Could TB vaccine protect medics from Covid-19?

Could a common vaccine used for decades to protect against tuberculosis help shield health workers from Covid-19?

While developing a specific immunisation against the coronavirus sweeping the planet will likely take many months, researchers are studying the potential benefits of the BCG shot, which many people around the world receive as children.

Laboratories and pharmaceutical firms are racing to find medicines to tackle Covid-19, which has infected more than a million people, killed at least 50,000 and for which there is currently no known treatment, vaccine or cure.

"We have known for decades that BCG has non-specific beneficial effects", in that it protects against diseases other than the one for which it was created, Camille Locht, of the French public health research institute Inserm, told AFP.

Children vaccinated with BCG suffer less from other respiratory illnesses, it is used to treat certain bladder cancers and it could protect against asthma and autoimmune diseases such as type 1 diabetes.

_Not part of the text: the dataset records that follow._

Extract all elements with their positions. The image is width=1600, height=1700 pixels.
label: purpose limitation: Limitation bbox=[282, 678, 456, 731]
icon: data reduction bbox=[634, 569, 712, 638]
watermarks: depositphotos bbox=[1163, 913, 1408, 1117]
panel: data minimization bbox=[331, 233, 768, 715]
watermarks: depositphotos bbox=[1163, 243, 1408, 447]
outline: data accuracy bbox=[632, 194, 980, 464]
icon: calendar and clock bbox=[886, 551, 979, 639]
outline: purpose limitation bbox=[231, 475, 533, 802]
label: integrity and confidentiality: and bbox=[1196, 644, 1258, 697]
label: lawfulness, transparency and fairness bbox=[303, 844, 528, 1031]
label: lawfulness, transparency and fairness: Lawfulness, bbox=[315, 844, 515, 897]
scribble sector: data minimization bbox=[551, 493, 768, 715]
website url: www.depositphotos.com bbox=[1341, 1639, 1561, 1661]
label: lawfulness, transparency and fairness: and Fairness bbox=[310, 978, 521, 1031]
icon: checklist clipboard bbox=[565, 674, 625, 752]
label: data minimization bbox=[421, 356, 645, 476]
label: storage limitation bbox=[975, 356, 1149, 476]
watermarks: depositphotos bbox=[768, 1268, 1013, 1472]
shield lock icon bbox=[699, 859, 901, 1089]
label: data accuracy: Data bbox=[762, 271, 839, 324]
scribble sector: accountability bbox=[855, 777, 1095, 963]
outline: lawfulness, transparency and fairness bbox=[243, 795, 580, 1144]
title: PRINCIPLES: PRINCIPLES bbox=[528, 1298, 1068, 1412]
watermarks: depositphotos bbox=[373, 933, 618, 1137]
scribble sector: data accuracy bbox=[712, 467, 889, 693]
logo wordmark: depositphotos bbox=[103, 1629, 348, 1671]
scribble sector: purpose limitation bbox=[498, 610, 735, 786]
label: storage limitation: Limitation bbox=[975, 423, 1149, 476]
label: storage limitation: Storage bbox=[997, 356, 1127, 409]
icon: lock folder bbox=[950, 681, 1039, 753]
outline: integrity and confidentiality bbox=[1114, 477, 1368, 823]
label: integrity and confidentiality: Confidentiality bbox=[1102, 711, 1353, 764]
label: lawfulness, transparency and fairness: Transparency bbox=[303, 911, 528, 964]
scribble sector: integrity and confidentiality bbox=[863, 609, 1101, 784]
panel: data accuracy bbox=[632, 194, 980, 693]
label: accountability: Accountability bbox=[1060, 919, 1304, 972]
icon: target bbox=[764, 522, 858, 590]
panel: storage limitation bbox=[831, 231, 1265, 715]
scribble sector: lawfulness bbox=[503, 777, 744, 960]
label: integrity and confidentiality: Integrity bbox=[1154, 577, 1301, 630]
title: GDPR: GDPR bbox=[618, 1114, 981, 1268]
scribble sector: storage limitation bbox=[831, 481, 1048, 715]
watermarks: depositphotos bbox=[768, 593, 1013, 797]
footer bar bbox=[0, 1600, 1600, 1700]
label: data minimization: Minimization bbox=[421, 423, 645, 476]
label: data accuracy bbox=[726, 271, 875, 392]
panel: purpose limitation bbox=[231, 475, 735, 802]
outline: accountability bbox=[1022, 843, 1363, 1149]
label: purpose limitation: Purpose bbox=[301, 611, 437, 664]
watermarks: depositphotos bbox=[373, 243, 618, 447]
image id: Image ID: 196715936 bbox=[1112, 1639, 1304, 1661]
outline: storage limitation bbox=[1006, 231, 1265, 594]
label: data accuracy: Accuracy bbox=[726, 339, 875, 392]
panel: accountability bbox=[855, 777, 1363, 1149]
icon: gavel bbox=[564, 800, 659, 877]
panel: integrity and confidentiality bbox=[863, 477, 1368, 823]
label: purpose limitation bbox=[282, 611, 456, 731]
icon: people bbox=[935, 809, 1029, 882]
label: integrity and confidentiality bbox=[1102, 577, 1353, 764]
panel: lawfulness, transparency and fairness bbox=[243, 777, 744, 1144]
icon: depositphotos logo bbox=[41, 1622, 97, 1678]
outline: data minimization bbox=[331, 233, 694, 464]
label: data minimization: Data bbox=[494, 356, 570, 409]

Researchers want to test whether the tuberculosis vaccine could have a similar effect against the new coronavirus, either by reducing the risk of being infected, or by limiting the severity of the symptoms.

In France, where the BCG vaccine was compulsory until 2007, "most of the study participants will have already had a first vaccination", but the protective effect of this decreases over time, said Locht.

The BCG vaccine does not directly protect medics against the coronavirus, but provides a boost to the immune system which may lead to improved protection and a milder infection.

In the case of Covid-19, in addition to infection by the virus itself, some patients have also suffered excessive immune responses, with the uncontrolled production of pro-inflammatory proteins, cytokines.

However, researchers in Spain, instead of using the BCG, would like to try a new tuberculosis vaccine developed by the biotech firm Biofabri.

In Germany, the Max Planck Institute for Infectious Biology is also preparing a trial with a genetically-modified vaccine candidate, developed by the Serum Institute of India.